São do poema “Entrevista”, saído em 1979 no livro Uma saca de orelhas, os versos “Diz-lhe que estás ocupado / a entrevistar-te a ti mesmo / mesmo porque se não / o pões desde já porta / fora estás quilhado vai / espiolhar-te apalpar-te (...)”. Quem assim escrevia era Alexandre O’Neill (1924-1986), poeta vindo do Surrealismo, neto de escritora (Maria O’Neill) e trineto de Carlos O’Neill e de Adelaide Custance, proprietários da Quinta dos Bonecos, em Setúbal, quando Andersen lá esteve (1866).
Neste poema se inspirou Joana Meirim para o título de ‘Diz-lhes que estás ocupado’ - Conversas com Alexandre O’Neill (Tinta-da-China, 2021), dezasseis entrevistas, entre 1944 e 1985, assinadas por nomes como Adelino Gomes, António Mega Ferreira, Baptista-Bastos, Clara Ferreira Alves ou Fernando Assis Pacheco, entre outros.

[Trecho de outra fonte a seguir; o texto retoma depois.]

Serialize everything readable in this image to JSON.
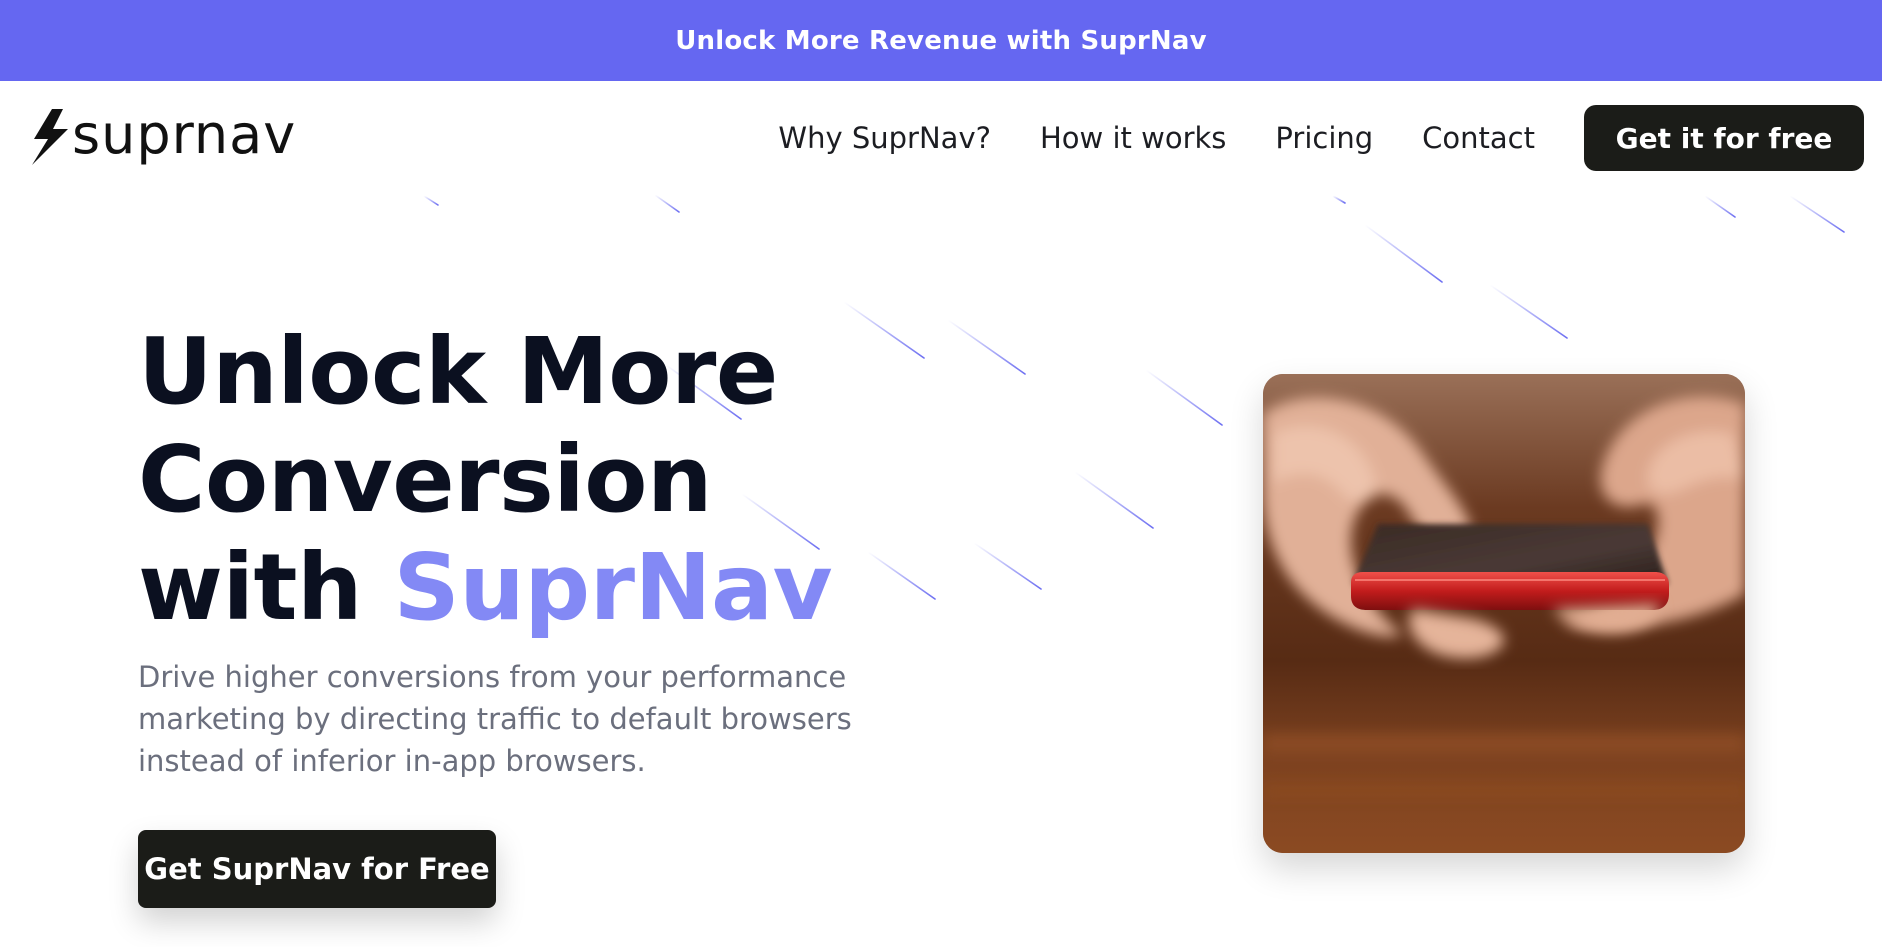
{
  "announcement": {
    "text": "Unlock More Revenue with SuprNav"
  },
  "header": {
    "logo_text": "suprnav",
    "nav": [
      {
        "label": "Why SuprNav?"
      },
      {
        "label": "How it works"
      },
      {
        "label": "Pricing"
      },
      {
        "label": "Contact"
      }
    ],
    "cta_label": "Get it for free"
  },
  "hero": {
    "title_line1": "Unlock More",
    "title_line2": "Conversion",
    "title_line3_prefix": "with ",
    "title_line3_accent": "SuprNav",
    "subtitle": "Drive higher conversions from your performance marketing by directing traffic to default browsers instead of inferior in-app browsers.",
    "cta_label": "Get SuprNav for Free",
    "image_icon": "phone-in-hands-photo"
  },
  "colors": {
    "announcement_bg": "#6567f1",
    "accent_text": "#8389f5",
    "button_bg": "#1b1c18",
    "meteor_line": "#6567f1"
  }
}
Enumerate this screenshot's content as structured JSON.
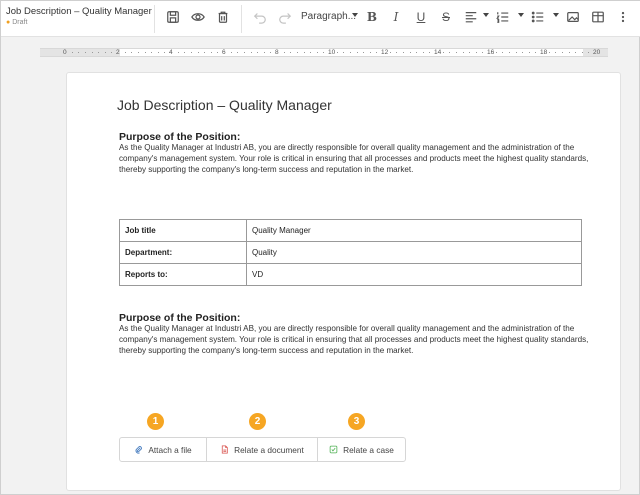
{
  "header": {
    "title": "Job Description – Quality Manager",
    "status": "Draft"
  },
  "toolbar": {
    "icons": [
      "save-icon",
      "preview-eye-icon",
      "delete-trash-icon",
      "undo-icon",
      "redo-icon",
      "bold-icon",
      "italic-icon",
      "underline-icon",
      "strikethrough-icon",
      "align-left-icon",
      "numbered-list-icon",
      "bullet-list-icon",
      "image-icon",
      "table-icon",
      "more-vertical-icon"
    ],
    "paragraph_style": "Paragraph...",
    "bold": "B",
    "italic": "I",
    "underline": "U",
    "strike": "S"
  },
  "ruler": {
    "marks": [
      "0",
      "2",
      "4",
      "6",
      "8",
      "10",
      "12",
      "14",
      "16",
      "18",
      "20"
    ]
  },
  "document": {
    "heading": "Job Description – Quality Manager",
    "section1": {
      "title": "Purpose of the Position:",
      "body": "As the Quality Manager at Industri AB, you are directly responsible for overall quality management and the administration of the company's management system. Your role is critical in ensuring that all processes and products meet the highest quality standards, thereby supporting the company's long-term success and reputation in the market."
    },
    "table": [
      {
        "key": "Job title",
        "value": "Quality Manager"
      },
      {
        "key": "Department:",
        "value": "Quality"
      },
      {
        "key": "Reports to:",
        "value": "VD"
      }
    ],
    "section2": {
      "title": "Purpose of the Position:",
      "body": "As the Quality Manager at Industri AB, you are directly responsible for overall quality management and the administration of the company's management system. Your role is critical in ensuring that all processes and products meet the highest quality standards, thereby supporting the company's long-term success and reputation in the market."
    }
  },
  "callouts": [
    "1",
    "2",
    "3"
  ],
  "actions": {
    "attach": "Attach a file",
    "relate_document": "Relate a document",
    "relate_case": "Relate a case"
  },
  "colors": {
    "accent": "#f6a623",
    "draft_dot": "#f0a020",
    "document_icon": "#d9534f",
    "case_icon": "#4caf50",
    "attach_icon": "#4a7fc1"
  }
}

Assumindo-se, em 1944, como poeta “por tendência própria e por educação”, logo ali dirá: “Desde cedo que leio bons poetas”, princípio que se manteve, como repetiu em 1977 - “um poeta ler outro poeta é muito importante: coloca-nos em confronto com outras experiências.” Da mesma forma, os poetas importantes se mantiveram na sua lista, logo apresentada na primeira entrevista - Pessoa, Nemésio, Torga, por Portugal; Bandeira, Drummond, Cecília Meireles e outros, pelo Brasil. Referências importantes porque a poesia é trabalhosa, como explicava em 1959 - “Na inspiração guedelha-ao-vento e soltura não acredito. Só para filmes e biografias romanceadas. A disposição irresistível para escrever, o rumor anterior ao ritmo, podem chamar-se momentos de inspiração, mas só a atenção contínua ao rumor, o abrir o ouvido para dentro, leva pouco a pouco ao ritmo e do ritmo ao verso.” E, em 1968, a sua identificação como poeta: “Sou parecidíssimo com a minha poesia. (...) Escrevo para registar o que é fugaz. Para deter as coisas. Para registar certos factos. Parece-me que é isto. Escrevo para registar, para fixar, para demorar.”
Poeta bem conhecido, O’Neill era, no entanto, crítico relativamente ao mundo dos escritores, como justificou em 1973: “Isso está directamente relacionado com o meio literário português. É a reacção a certo empolamento que há em muitos escritores. Certa importanticidade sumamente ridícula.”
As entrevistas com Alexandre O’Neill não eram fáceis - Eduardo Guerra Carneiro, em 1973, escrevia no preâmbulo: “Se não foi difícil encontrar o entrevistado, fácil não foi a entrevista. Mas, mesmo aos soluções, a entrevista fez-se. Depois, tesoura de um lado, cola do outro: a montagem. Talvez não seja a melhor, mas foi o que se pôde arranjar.” E, quatro anos depois, seria Francisco Dionísio Domingos a explicar: “É difícil falar com Alexandre O’Neill”, pois “fala como se estivesse a fazer um ou vários poemas, mudando aqui e acolá de tom.”
Pelas conversas aqui apresentadas passam referências ao Surrealismo em Portugal e às suas dissidências; ao tom muito rural do Neo-Realismo, sem ter havido, por exemplo, um romance citadino; à operação exercida pela censura e aos actos de auto-censura; à crítica aos recitadores de poesia que fazem dela “um acto fúnebre” (1983); aos efeitos da abordagem académica da literatura, pois “quando há tese, há cadáver” (1982); aos trocadilhos da sua poesia e à influência na publicidade, área em que trabalhava; a um olhar nem sempre feliz sobre a sociedade e sobre a solidão, apesar de “a descoberta da poesia ser sempre uma coisa extremamente solitária” (1983).
Prolongamento da própria poesia de O’Neill, estas entrevistas são também um testemunho sobre o viver, como, em 1985, ilustrava na última entrevista recolhida: “A vida interessa-me, o que não me interessa é a vidinha. (...) Videirar, ou videirunha. O viveter francês, ou seja, ir vivendo.”
*J.R.R. "500 Palavras". O Setubalense: nº 731, 2021-11-10, p. 9.